On page 187 of the Ken Burns book OUR AMERICA: A Photograph History, is a photo taken in 1942. Like every photograph in the book, this one is also stunning. A man of Japanese descent is sitting outdoors in a wooden chair. Neatly dressed, his hands rest on his lap. There is sadness and resignation etched into his face. Just behind, and to his left, another man holds an infant girl. To his right, two young boys stand on a platform, both with downcast eyes. On the ground sit several boxes tied with string. The picture was taken by the famous photographer Dorothea Lange at the Japanese internment camp in Centerville, California.

Included in the photo’s description is a copy of a letter written by 23-year-old Kimi Tambara who was at the time interned at the Minidoka Relocation Center in Idaho. His words–“I can now understand how an eagle feels when his wings are clipped and caged. Beyond the bars of his prison lies a wide expanse of the boundless skies, flocked with soft clouds, the wide, wide, fields of brush and woods-limitless space for the pursuit of LIFE itself.”

Seeing Lange’s photograph and reading the caption explaining it, I looked deeper into the history of internment during World War II. I learned that there was an internment camp fifteen miles from the Idaho town where I lived for more than a decade. The camp Tambara wrote about became a National Historical Site in 2001, some years after I left the area. It commemorates the over 13,000 men, women, and children who were imprisoned there during the war. Nothing that I recall was ever mentioned about the place during the decade I lived less than a fifteen-minute drive away.

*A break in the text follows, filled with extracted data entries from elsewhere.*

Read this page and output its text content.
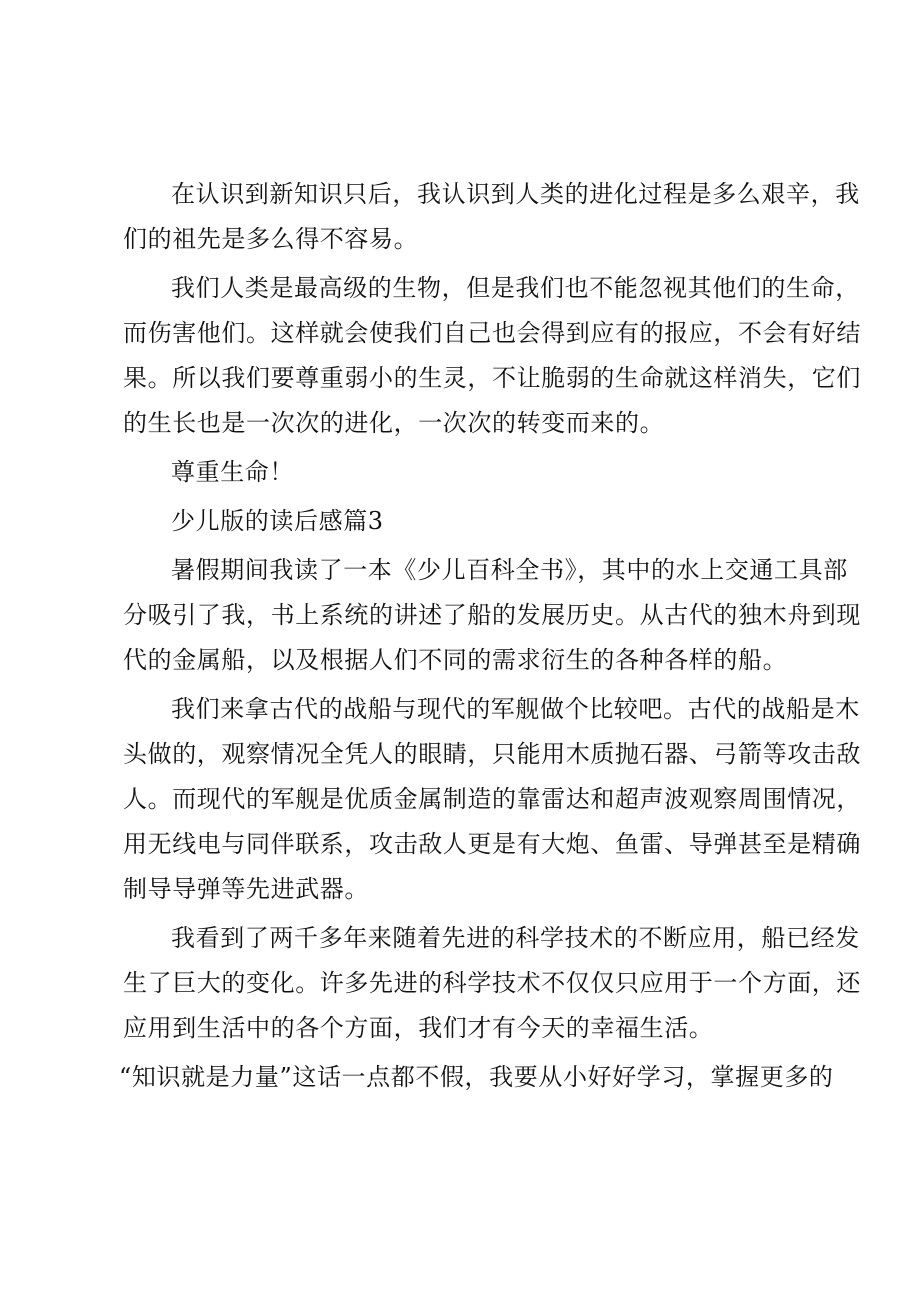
在认识到新知识只后，我认识到人类的进化过程是多么艰辛，我
们的祖先是多么得不容易。

我们人类是最高级的生物，但是我们也不能忽视其他们的生命，
而伤害他们。这样就会使我们自己也会得到应有的报应，不会有好结
果。所以我们要尊重弱小的生灵，不让脆弱的生命就这样消失，它们
的生长也是一次次的进化，一次次的转变而来的。

尊重生命！

少儿版的读后感篇3

暑假期间我读了一本《少儿百科全书》，其中的水上交通工具部
分吸引了我，书上系统的讲述了船的发展历史。从古代的独木舟到现
代的金属船，以及根据人们不同的需求衍生的各种各样的船。

我们来拿古代的战船与现代的军舰做个比较吧。古代的战船是木
头做的，观察情况全凭人的眼睛，只能用木质抛石器、弓箭等攻击敌
人。而现代的军舰是优质金属制造的靠雷达和超声波观察周围情况，
用无线电与同伴联系，攻击敌人更是有大炮、鱼雷、导弹甚至是精确
制导导弹等先进武器。

我看到了两千多年来随着先进的科学技术的不断应用，船已经发
生了巨大的变化。许多先进的科学技术不仅仅只应用于一个方面，还
应用到生活中的各个方面，我们才有今天的幸福生活。

“知识就是力量”这话一点都不假，我要从小好好学习，掌握更多的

I looked further and came upon another story. It was the story of a man who was posthumously awarded the Congressional Medal of Honor for his heroism in World War II. He was born in Seattle, Washington in 1922, and died in combat on the 4th. of July 1944. His name was William Kenzo Nakamura. PFC Nakamura volunteered for the U.S. Army in 1943. Both of his parents had been placed in the Minidoka Relocation Center in Idaho in 1942. They were both immigrants from Japan and had lived in this country for over twenty-five years. How does a man give up his life to protect a country that would imprison his mother and father for the crime of being born in another country?

So what do I, or you, make of this? There was understandably at the time vast anger towards and paranoia about people of Japanese heritage. Pearl Harbor had been bombed, and this country had entered the war. President Roosevelt signed the Executive Order 9066, allowing for the internment of Japanese Americans. How do we view this seventy-five years later?

Now here we are in 2023, and one cannot turn on national news without hearing the elected talking heads complaining about what history is taught, what should not be taught, what cannot be taught, and what should be taught. Apparently, it is their appointed right and responsibility to tell us, their constituents, what our children and grandchildren will be and will not be told in our schools. And to further that cause, what books can and cannot be used to teach our history, and what books can and cannot be held in school libraries. The message seems clear. We know better than you, and we will tell you what books are allowed, and which ones are not.

I had to look up what woke as it’s used today actually means. Having read it, I am still not sure. What is clear is it and other such words have been weaponized by both the Conservatives and the Liberals. Because I need simple in my life, I accept the idea that truth is truth, science is science, and history is history. There is room for discussion of what those words mean, but there has to be room and tolerance on both sides for that to happen. Very little in the world is black and white. Our country has been built on tolerance for the beliefs of others, yet there is a seismic shift occurring regarding any disagreement about what is and is not allowed today. We become something other than a democracy when one ideology, whether it be Left or Right, has the power to impose their will unfettered, and that all citizens MUST follow their dictates.

Some noteworthy quotes about banning books:

“Don’t join the book burners. Don’t think you’re going to conceal faults by concealing evidence that they ever existed. Don’t be afraid to go to your library and read every book…” Dwight D. Eisenhower.

“Every banned book enlightens the world.” Ralph Waldo Emerson.

“Yes, books are dangerous. They should be dangerous – they contain ideas.” Pete Hautman.

William Kenzo Nakamura

One thought on “Woke-Awake-Alive-Paying Attention – Call it What You Will.

  1. David, your recounts are very poignant. They are significant in today’s environment perhaps even more than in years past since the unintended consequences are potentially more severe. The saddest thing is how little or how slow our ability to learn important lessons have become. Think about how our grandchildren will understand the truths of history.